John followed close behind. As Hicks shook himself off, he felt a strange hand cover the one holding his member.

“Let me help you,” John whispered.

Oddly enough, Hicks was aroused by John’s advances and they spent close to a half hour side by side in the bushes.

The next morning Hicks awoke feeling as if the entire Ukrainian Army had marched barefooted across his tongue. He rolled over and looked around the room. John was asleep on the couch. The events of the night before rushed at him like an express train. Hicks leaped from the bed and ran into the bathroom to throw up. Whether it was the hooch or the hand-job, Hicks didn’t know. He did know, however, that he had made a terrible mistake and spent the next hour hoping that John would die in his sleep.

John was made of stern stuff. Although rebuffed in the cruel light of day, he understood. All he asked was that Hicks keep mum about the whole thing. He didn’t want his father to know he was gay. He apologized to Hicks and promised to keep his hands in his pockets in the future. John kept his word and Hicks kept his silence. The two became fast friends.

During their senior year, John invited Hicks home with him for Thanksgiving. John lived with his father, Mark Birrell, in a ten-room condo in Surfside. Hicks had never seen anything like it outside of the movies. The entire weekend was filled with the comings and goings of some of the most fascinating people that Hicks had ever seen. Mark Birrell shook hands with Hicks and welcomed him warmly enough, but was obviously too busy with his more important guests to pay much attention to the two students. Hicks knew he had seen several of the other guests on TV and in the movies. He left Miami extremely impressed.

So when the question of financing entered Hicks’ mind it occurred to him that Mark Birrell might be interested in the project. From what he had seen on his brief visit to the man’s home there seemed to be enough money in the family to keep them in beans.

Hicks picked up the phone and called Miami.

 

Mark Birrell had been born Marcello Birrelli in Trenton, New Jersey in 1934. His father, Guillermo, started out running numbers in Brooklyn at the age of fifteen.

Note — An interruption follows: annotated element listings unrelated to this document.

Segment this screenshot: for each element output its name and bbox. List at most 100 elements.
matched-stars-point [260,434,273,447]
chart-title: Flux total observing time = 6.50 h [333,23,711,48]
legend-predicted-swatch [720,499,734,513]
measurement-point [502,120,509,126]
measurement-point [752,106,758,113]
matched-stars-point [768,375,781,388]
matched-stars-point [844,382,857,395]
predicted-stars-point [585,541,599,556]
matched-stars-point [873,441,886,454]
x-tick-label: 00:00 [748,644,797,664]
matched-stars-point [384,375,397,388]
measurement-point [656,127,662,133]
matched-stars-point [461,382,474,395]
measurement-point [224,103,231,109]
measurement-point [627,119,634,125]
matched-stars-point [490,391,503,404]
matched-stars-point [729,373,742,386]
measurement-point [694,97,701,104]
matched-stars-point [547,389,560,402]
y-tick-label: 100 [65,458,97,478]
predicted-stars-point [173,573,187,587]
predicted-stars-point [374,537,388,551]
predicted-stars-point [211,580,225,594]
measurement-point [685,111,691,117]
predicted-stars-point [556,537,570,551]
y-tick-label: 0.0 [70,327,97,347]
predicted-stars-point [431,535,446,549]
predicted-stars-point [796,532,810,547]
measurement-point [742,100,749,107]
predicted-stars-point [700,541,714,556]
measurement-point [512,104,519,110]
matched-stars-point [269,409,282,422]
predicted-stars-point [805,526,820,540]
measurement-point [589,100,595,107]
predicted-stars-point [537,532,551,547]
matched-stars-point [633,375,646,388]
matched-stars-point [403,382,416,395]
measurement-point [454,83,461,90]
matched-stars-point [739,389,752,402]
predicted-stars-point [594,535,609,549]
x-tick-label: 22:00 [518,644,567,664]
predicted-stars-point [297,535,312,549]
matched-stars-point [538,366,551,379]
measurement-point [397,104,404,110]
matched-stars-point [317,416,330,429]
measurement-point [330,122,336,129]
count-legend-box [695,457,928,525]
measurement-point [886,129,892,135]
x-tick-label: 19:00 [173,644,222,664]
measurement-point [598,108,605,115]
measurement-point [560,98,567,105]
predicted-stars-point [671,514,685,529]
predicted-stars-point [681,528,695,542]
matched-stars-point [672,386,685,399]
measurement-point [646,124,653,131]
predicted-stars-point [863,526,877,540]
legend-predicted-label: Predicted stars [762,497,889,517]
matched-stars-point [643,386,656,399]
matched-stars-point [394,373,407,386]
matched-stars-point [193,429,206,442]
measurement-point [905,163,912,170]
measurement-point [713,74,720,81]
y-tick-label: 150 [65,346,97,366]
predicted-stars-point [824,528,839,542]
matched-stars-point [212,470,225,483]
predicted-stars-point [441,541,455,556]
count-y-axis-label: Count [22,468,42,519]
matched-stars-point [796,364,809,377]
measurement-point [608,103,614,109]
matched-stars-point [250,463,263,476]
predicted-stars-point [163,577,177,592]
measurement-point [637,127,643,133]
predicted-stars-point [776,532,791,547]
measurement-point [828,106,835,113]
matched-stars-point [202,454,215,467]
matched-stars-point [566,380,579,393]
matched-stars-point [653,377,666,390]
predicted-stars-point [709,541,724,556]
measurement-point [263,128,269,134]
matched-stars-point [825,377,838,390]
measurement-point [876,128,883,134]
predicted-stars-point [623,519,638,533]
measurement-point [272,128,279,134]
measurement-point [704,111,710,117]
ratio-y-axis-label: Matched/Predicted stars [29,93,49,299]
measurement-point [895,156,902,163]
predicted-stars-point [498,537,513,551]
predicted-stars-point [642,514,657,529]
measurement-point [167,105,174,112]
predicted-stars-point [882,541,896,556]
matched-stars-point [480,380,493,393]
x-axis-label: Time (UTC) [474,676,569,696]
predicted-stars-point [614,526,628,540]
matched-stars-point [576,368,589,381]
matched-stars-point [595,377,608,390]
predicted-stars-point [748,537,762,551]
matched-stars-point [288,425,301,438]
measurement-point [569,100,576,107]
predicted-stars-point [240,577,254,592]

When he turned twenty-one he moved to Trenton and took up bootleg booze, prostitution and large-scale gambling. Due to his insistence that he was only involved in victimless rackets, those in the know dubbed him Willie No-Fault, although few dared call him that to his face. When Mark was fourteen—and still Marcello—Willie No-Fault and three of his soldiers left the house one spring afternoon to try out Willie’s brand new 1948 Lincoln Continental convertible. Willie had read in the paper that the Erie Railroad had just taken delivery of a brand new locomotive the previous week. Being something of a frustrated engineer, he pointed the Lincoln toward the railroad yard with the hope of getting a look at the new machine.